The Elements of an Operating System

This article is aimed at giving you an overview of the various elements which make up an operating system. Now as you are probably aware, an Operating System, whether it be Windows, Linux Or Mac, serves the purpose of giving us, the human user, a means to interact with the computer in a meaningful way.

Imagine, if you can, that an operating system is broken down into five layers. in the following list I’ll start at the bottom most layer and work my way up to the very top.

Layer 1: The Kernel.

The kernel is the heart of the operating system. Amongst it’s responsibilities are ensuring that each running process is given a fair amount of time to execute while a controlling the amount of resources each process can use.

Layer 2: Memory Management.

The name of this layer gives you a good idea what it is all about. It is the responsibility of this layer to share your computers physical memory among the processes which want to use it. It also has to manage such situations where there may not be enough physical memory to share out.

Layer 3: Input/Output.

On this layer all the physical communication between your computers hardware, such as disk drives, keyboards, mouses, screens and so on, takes place.

Layer 4: File Management.

Again the name of this layer may give you a clue as to what it does. It is the job of this layer to control how the files on your computers hard drive are stored and accessed by any application seeking to use them.

Layer 5: The User Interface.

The last element, or layer as we have been calling them, of an operating system is the User Interface. This layer is probably the easiest of all to understand since it is the first thing you see when your operating system has logged you in. It is the job of this layer to provide a means for the user to actually interact with the rest of the layers and as such the system as a whole.

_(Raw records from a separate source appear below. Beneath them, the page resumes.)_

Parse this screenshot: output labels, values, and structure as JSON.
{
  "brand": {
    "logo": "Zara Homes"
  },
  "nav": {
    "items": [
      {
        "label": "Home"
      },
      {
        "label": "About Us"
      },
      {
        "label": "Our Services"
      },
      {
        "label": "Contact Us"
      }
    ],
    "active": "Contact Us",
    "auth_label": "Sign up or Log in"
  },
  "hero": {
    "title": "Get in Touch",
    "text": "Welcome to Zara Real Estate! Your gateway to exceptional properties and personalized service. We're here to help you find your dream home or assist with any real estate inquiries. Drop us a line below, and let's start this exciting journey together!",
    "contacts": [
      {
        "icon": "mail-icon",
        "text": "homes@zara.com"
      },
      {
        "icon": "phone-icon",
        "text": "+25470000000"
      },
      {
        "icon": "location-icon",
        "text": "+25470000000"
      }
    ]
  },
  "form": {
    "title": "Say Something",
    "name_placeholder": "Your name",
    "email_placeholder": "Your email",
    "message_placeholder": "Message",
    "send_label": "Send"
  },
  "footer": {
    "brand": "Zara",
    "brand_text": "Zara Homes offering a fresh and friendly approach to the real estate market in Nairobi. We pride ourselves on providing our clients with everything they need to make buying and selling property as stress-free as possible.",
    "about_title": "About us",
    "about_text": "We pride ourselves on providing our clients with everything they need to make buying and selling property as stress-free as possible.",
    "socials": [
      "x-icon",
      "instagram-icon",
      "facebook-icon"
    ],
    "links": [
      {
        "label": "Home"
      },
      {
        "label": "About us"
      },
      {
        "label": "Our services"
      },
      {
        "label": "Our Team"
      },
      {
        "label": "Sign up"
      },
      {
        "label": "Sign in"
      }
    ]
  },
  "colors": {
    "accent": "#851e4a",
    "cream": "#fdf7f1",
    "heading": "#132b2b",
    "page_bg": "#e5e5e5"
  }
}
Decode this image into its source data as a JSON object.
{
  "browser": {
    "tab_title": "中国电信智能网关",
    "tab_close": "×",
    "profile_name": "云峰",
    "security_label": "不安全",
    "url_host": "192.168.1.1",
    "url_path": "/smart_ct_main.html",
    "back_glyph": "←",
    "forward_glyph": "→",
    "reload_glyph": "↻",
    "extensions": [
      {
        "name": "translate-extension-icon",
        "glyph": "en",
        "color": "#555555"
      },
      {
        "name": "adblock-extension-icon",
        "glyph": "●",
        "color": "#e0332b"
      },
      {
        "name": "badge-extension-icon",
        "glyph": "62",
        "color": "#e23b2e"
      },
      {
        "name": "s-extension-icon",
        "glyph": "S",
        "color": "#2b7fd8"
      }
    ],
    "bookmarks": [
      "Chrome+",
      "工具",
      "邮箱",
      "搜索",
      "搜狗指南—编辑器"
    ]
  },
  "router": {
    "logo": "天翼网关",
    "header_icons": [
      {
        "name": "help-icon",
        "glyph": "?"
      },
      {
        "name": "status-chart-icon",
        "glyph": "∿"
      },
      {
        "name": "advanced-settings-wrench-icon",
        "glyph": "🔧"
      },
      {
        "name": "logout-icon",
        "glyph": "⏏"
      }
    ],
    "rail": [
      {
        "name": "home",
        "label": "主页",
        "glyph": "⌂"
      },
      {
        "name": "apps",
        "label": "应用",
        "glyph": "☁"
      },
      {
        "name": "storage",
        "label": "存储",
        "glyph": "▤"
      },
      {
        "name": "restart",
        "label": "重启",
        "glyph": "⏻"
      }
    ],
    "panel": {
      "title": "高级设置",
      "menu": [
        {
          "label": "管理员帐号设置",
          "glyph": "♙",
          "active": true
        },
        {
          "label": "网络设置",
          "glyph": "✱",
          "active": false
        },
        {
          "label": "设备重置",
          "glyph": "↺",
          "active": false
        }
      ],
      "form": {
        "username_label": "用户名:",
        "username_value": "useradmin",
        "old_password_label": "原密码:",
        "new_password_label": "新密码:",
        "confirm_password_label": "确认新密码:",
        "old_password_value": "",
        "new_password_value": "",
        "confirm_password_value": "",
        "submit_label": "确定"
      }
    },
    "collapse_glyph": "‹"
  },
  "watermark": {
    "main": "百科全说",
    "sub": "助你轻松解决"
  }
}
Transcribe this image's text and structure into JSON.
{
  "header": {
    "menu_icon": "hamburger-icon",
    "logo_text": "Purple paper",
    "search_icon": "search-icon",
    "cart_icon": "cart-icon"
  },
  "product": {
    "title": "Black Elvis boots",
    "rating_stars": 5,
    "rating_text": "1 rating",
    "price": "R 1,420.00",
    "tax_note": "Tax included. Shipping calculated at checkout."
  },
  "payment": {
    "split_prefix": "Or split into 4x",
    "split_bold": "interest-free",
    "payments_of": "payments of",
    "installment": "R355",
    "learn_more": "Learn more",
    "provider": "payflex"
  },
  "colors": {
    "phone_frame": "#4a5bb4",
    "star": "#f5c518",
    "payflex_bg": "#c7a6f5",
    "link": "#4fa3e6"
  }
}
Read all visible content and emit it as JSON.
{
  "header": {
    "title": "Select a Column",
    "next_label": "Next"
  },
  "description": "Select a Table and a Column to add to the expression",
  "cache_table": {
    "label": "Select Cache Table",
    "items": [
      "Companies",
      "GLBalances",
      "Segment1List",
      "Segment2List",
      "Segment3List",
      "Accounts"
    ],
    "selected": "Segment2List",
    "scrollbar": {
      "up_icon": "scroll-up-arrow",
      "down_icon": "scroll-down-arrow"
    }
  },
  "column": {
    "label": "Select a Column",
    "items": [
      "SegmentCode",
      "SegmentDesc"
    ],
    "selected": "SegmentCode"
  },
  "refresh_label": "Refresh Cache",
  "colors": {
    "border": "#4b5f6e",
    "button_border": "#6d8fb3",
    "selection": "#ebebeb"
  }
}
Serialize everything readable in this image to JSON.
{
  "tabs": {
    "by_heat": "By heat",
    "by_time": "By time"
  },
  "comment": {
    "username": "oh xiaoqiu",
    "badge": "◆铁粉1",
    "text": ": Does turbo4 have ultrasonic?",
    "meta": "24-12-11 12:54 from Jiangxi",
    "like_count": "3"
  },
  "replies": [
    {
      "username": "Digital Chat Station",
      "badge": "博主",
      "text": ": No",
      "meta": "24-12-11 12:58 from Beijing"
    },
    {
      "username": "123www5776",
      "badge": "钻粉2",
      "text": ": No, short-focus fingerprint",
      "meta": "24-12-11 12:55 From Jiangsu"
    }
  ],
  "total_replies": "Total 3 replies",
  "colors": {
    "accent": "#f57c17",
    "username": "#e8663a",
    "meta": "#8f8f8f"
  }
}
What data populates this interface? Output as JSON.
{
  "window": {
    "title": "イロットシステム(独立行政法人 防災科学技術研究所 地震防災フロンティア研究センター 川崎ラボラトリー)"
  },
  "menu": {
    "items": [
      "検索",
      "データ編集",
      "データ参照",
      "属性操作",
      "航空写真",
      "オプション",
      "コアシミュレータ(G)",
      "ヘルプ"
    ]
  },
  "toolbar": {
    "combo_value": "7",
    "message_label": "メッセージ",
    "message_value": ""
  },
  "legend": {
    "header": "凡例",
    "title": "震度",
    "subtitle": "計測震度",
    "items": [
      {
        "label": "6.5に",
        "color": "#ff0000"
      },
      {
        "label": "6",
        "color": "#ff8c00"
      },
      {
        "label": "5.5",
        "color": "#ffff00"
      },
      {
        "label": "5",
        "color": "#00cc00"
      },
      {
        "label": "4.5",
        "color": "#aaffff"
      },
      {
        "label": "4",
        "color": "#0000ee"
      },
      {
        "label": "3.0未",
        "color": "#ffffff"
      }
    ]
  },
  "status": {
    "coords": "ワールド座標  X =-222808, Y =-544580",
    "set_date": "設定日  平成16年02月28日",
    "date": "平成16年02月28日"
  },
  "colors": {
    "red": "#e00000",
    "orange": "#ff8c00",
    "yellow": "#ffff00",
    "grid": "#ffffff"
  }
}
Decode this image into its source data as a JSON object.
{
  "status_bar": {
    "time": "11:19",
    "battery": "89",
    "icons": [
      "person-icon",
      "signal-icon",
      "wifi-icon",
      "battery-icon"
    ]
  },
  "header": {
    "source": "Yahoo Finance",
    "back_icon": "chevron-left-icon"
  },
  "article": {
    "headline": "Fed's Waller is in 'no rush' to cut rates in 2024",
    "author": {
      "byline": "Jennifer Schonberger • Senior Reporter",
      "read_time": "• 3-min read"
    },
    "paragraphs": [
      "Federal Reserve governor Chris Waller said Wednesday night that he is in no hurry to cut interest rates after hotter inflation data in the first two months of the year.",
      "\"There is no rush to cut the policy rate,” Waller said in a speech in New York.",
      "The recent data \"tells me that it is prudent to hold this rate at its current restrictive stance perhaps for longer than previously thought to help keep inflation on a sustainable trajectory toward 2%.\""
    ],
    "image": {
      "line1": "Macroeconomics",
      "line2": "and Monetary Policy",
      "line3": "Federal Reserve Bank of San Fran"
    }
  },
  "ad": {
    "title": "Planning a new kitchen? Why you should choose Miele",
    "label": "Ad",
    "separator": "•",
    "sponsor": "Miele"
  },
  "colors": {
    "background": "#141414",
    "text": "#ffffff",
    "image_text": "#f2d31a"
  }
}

Keep in mind there are two different types of User interfaces. The first one is probably the one you are most familiar with, the graphical user interface, which is where you see windows and icons for each of your files and so on.

The second is a command line interface, or text based interface where a user would interact with the system using text based commands.

Well that is it for this article, if your an experienced IT pro or tech guru, before you go placing comments that I’ve skimmed on certain details please keep in mind that i have deliberately kept this article simple so the people new to computing in general fin dit easier to understand. With that said I hope you enjoyed this article.